The initial approval for four new nuclear reactors at the Darlington plant has been revoked after a federal judge determined that the Environmental Assessment "contained three significant information gaps," according to Mark Mattson, President of Lake Ontario Waterkeeper. The initial decision was reached on August 17, 2012.

Federal Court of Canada Judge James Russell determined that the initial Environmental Assessment which studied potential impacts of the project on the environment was incomplete and therefore invalid. The EA was returned to the Joint Review Panel (JRP) for completion.

Three information gaps were identified within the EA, regarding the following issues:

Bullet 1. the failure of the JRP to insist on a bounding scenario analysis for hazardous substance emissions, in particular liquid effluent and stormwater runoff to the surface water environment and types and quantities of non-radioactive wastes generated by the NB;

Bullet 2. the JRP's treatment of the issue of radioactive waste management including spent nuclear fuel; and

Bullet 3. the JRP's conclusion that an analysis of the effects of a severe common cause accident at the facility was not required in the EA.

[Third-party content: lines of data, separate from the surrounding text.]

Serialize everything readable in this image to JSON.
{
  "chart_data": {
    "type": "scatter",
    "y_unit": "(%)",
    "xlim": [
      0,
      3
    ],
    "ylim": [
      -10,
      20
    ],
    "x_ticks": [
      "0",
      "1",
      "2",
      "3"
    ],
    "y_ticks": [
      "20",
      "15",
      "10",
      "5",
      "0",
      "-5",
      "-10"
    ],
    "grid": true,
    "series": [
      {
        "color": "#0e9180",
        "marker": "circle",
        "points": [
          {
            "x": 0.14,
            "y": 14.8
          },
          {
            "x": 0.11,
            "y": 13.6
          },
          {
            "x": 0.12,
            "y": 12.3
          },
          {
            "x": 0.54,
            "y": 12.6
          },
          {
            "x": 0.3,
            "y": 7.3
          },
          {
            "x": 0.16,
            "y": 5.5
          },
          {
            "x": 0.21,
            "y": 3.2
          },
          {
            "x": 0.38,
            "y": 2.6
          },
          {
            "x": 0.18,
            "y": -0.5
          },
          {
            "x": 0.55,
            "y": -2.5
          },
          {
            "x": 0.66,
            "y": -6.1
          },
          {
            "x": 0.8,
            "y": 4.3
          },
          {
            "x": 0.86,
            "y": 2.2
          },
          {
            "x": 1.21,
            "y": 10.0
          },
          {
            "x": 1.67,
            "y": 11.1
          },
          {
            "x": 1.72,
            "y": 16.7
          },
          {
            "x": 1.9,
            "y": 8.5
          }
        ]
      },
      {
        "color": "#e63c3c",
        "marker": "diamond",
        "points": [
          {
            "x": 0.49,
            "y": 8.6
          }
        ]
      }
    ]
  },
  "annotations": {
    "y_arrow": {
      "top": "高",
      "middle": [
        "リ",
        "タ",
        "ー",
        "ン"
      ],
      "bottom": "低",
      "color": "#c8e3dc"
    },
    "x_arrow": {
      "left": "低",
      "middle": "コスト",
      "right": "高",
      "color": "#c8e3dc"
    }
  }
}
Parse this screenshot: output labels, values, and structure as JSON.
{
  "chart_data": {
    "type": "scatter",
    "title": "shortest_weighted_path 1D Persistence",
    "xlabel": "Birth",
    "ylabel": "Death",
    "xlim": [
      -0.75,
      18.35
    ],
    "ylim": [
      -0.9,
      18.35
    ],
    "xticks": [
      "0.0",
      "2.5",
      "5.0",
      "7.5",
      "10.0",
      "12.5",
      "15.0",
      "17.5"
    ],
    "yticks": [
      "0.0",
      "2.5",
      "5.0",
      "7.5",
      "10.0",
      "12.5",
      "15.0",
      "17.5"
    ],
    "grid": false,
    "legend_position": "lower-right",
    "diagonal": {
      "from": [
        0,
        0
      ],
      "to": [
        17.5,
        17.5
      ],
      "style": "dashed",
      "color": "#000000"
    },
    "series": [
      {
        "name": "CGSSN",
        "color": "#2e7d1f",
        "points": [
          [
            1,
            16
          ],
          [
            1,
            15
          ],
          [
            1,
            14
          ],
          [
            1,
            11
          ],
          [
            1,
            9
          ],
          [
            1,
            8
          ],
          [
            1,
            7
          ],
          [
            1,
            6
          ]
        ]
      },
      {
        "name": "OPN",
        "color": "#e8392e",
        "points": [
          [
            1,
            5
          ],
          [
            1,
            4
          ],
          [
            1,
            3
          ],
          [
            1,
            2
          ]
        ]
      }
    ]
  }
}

The lack of information on these three subjects was determined grounds for reversing the original decision for the Darlington New-Build Project. Mark Mattson, the President of Lake Ontario Waterkeeper, notes that the Fukushima nuclear disaster should have been considered during the decision-making process for Darlington.

"The federal court found that OPG [Ontario Power Generation] and federal authorities should have taken Fukushima cause and consequences into account. Fukushima took place one week prior to hearing but hearing went ahead anyway."

Mattson is particularly worried about pollution of Lake Ontario, given the fact that the water body is the source of drinking water for 9 million people. Additionally, only 1% of the volume of Lake Ontario is renewed each year, indicating that any nuclear pollution of the water would have catastrophic impacts.

This case created a monumental moment in the history of Canadian law, as the Joint Review Panel was the first-ever Environmental Assessment hearing for a nuclear power plant. Pressure from environmental groups also brought about the first Judicial Review of this nuclear plant EA.

President Mattson was quick to bring forth the fact that without the continued efforts of environmental groups, lawyers, and consultants, this review and decision overturn "would never have been challenged or sent back to drawing board to get all the facts, assess all the risks and order all the protections needed if this project or other nuclear power projects go forward in future."

As for future Environmental Assessments regarding nuclear power plants, the Joint Review Panel has raised critical doubts as to the "legitimacy and reasonableness of leaving EA decisions about nuclear power plants to the federal nuclear regulatory that is so closely tied to and dependent upon the nuclear industry."

While many may not yet realise the importance of this decision overturn by Judge James Russell, it marks a major milestone in the history of environmental law in Canada.